= Jetta Carleton =

American novelist (1913–1999)

Jetta Carleton (October 18, 1913 – December 28, 1999) was an American novelist. Her novel The Moonflower Vine was a bestseller in 1962.

==Biography ==
Carleton was born on a farm in Nevada, Missouri, the daughter of P. A. Carleton, the local superintendent of schools. She had two sisters, Truma and Yana; both were schoolteachers, and over twenty years older than she. The house in which they lived lacked indoor plumbing when she was born. Carleton attended Cottey College in Nevada, from which she graduated in 1933. She went on to study English and take a master's degree at the University of Missouri. from which she graduated in 1939. While there, she danced and acted in student productions, and in 1936 she was named the school's Poet of the Year.

Upon graduation from the university, Carleton moved to Joplin, where she taught at Joplin Junior College. After a short time there she moved again, to Kansas City, where she took a job at WHB writing advertising copy; eventually she was given her own program on the station about local events. While living there she met Jene Lyon, marrying him in 1943. They soon moved to New York City, where Carleton found work as an advertising copywriter, among a variety of other odd jobs. The couple purchased a house in Hoboken, New Jersey, but returned to Nevada for a visit for two weeks every summer. It was these visits which provided the inspiration for the novel The Moonflower Vine, much of which is based on stories from Carleton's family and other residents of the town.

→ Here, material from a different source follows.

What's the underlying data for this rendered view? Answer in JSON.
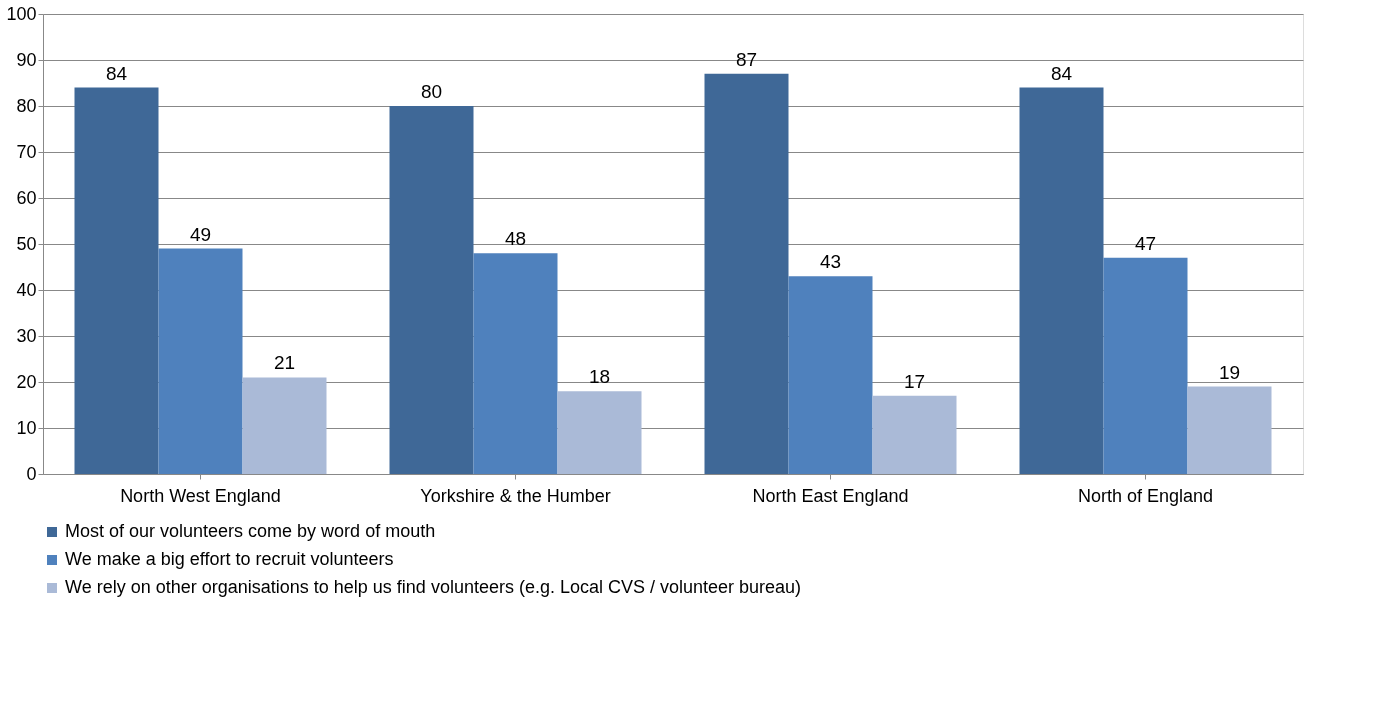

The Moonflower Vine was published by Alfred A. Knopf in 1962, and proved to be a sensation. It was edited by Robert Gottlieb, who said of it, "Of the hundreds upon hundreds of novels I've edited, this is literally the only one I've reread several times since its publication." The novel spent four months on the New York Times bestseller list; it was selected for promotion by two major book clubs, appeared as a Reader's Digest Condensed Book, and was published in eight other countries. Due to its success, Cottey presented Carleton with its Distinguished Alumna Award in 1964. Nevertheless, it remained the only novel which she published during her lifetime.

Carleton and her husband moved to Santa Fe, New Mexico, in 1970, and opened a publishing house, The Lightning Tree, with the money earned from her novel. Although never profitable, it published poetry, cookbooks, and works on regional history, and kept her too busy to write. During this time she continued with her tradition of visiting family in Nevada every summer. The press folded in 1991, two years before Lyon died. Carleton began work on another novel, The Back Alleys of Spring, based on her experiences teaching in Joplin. She had nearly finished it in 1997, and was preparing to shop it around for publication when she suffered a stroke and hit her head on a stone floor at her house; she was not found for some hours, and ultimately was robbed of her ability to speak. At her death in 1999 her papers went to a nephew in Missouri; the novel was thought lost in a May 2003 tornado, but it had instead been preserved by her literary executor, Larry Calloway, in Santa Fe.

The Moonflower Vine fell into obscurity after its initial bout of success. Eventually it was featured on The Neglected Books Page, which provided it with renewed attention. As a result, the novel was republished by Harper Perennial in April 2009, with an introduction by Missouri writer Jane Smiley, an avowed fan of the work. The Back Alleys of Spring was eventually published by the same publisher in 2012, under the title Clair de Lune.